Love for Ohio State, Developing Players Brought Kerry Coombs Back
From the start, Kerry Coombs was Ryan Day’s first choice to replace Jeff Hafley.
With the 2020 signing class almost entirely locked up, Day could afford to wait for the Tennessee Titans to finish up their playoff run. Out of respect for Coombs’ job at the time, neither he nor Day have opened up about when the talking began to take place, but it was no surprise that one day after the Titans were eliminated, Coombs was announced as Ohio State’s new defensive coordinator.
Any time there is a job opening at Ohio State, the head coach is flooded with resumes. He has his pick of any number of qualified candidates. While Coombs didn’t send his resume or a cover letter, when Day came calling, the opportunity was too much to pass up.
“I love Ohio State,” Coombs said last week. “I don’t want to understate this, and I missed it. I missed the development of the player. I get goosebumps talking about it. I missed the development of the player.”
And while Coombs was able to improve the NFL players he was working with, it’s nothing like the development in college.
Just think of it in terms of the tables involved.
In the NFL with the Tennessee Titans, the tables never change. Only the players sitting in them. When there are no practices, it’s meeting after meeting. It’s a professional environment, but it’s stationary. It’s the same thing every day. Same desks. Same chairs.
Now think of the tables for a college coach.
Perhaps starting with a meeting in the guidance counselor’s office in high school, or perhaps a table in the cafeteria. The first conversation with a recruit. Getting to know them. Sitting across the table from them, learning about their goals.
A rapport is built. In-home visits are made. Perhaps a dinner at the dining room table. Or sitting around the coffee table in the living room.
Then that player becomes a Buckeye and the tables change again. Now the learning process kicks in. The teaching, the progressing. Meetings, counseling, parenting. All of it.
Three or four or five years later, Coombs is now sitting with that player at another table. This time it’s the NFL Draft. A million miles away from that first table, but all part of the development of a player into something special.
“I love, I love recruiting,” Coombs said. “I love going into high schools and talking with high school coaches. I love meeting players when they’re 16, 17, 18 years old and seeing that transition from a boy to a man. I love being behind the stage on a draft night and seeing a kid realize his dreams.”
And then there’s Ohio State, where all of these things get to happen. For an Ohio guy like Coombs, there’s nothing else like it.

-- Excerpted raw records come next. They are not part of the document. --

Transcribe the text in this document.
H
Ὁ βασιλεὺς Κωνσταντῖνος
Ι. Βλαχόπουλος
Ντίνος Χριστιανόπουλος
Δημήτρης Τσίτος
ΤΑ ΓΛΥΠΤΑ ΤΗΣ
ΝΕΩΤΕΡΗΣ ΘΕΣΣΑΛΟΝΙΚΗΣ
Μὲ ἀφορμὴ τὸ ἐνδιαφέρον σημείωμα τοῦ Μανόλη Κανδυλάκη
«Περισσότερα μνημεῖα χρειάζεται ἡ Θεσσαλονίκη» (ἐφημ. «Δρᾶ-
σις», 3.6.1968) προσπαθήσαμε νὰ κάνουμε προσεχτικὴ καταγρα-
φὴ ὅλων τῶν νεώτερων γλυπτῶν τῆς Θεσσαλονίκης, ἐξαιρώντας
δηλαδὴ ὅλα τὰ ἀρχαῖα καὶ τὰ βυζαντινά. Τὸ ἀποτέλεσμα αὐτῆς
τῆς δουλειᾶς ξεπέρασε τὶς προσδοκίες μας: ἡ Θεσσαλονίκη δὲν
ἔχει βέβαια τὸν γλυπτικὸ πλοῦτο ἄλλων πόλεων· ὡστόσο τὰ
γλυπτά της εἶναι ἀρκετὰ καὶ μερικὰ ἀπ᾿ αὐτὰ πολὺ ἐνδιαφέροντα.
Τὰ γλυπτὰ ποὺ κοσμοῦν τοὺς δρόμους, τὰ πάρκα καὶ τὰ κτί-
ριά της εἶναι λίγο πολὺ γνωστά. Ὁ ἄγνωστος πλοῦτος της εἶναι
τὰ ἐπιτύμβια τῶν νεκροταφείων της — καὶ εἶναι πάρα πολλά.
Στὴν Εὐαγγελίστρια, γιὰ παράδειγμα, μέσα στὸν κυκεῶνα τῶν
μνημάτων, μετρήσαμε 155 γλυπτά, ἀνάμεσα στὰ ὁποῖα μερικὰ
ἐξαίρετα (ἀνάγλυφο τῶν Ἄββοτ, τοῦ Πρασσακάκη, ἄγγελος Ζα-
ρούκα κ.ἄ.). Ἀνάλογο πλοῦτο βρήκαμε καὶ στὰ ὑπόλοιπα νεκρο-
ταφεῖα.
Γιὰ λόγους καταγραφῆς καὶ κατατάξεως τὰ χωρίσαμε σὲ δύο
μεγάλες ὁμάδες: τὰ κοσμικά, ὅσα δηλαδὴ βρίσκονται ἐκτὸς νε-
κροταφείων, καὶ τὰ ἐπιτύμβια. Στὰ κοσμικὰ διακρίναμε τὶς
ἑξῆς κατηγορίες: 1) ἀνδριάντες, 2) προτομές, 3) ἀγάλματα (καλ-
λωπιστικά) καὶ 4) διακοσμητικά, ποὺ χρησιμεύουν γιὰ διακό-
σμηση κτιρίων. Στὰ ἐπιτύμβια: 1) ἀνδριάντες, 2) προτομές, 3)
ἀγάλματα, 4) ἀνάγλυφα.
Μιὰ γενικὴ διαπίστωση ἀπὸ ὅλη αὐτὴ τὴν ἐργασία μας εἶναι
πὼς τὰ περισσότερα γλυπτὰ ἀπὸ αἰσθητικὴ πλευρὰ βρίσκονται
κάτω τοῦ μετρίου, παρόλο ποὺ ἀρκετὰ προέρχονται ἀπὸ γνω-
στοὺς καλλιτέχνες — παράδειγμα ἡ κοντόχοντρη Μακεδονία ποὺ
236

“I love coming out of that tunnel on a Saturday afternoon,” he said. “I can tell you that every Sunday when I walked into the stadium in Nashville, every Sunday, there was a lady who sat by the gate. And she was a huge Titans fans, every Sunday, and I will go by there, it would not fail, she’d say O-H because she was also a Buckeye. They’re everywhere. And Buckeye nation is really, really powerful.
“I think you always make career decisions based on what’s best for your family. I love my family. I have seven grandchildren in Cincinnati. Three of them are moving to Detroit but that’s going to be okay. And so I’m an Ohio guy. I love it. I missed it. And I’m really really excited to be back and I want you to understand, it wasn’t leaving there. I tell people this all time: I didn’t leave Tennessee. I came to Ohio State. I came back. Does that make sense? And I’m really excited to be back.”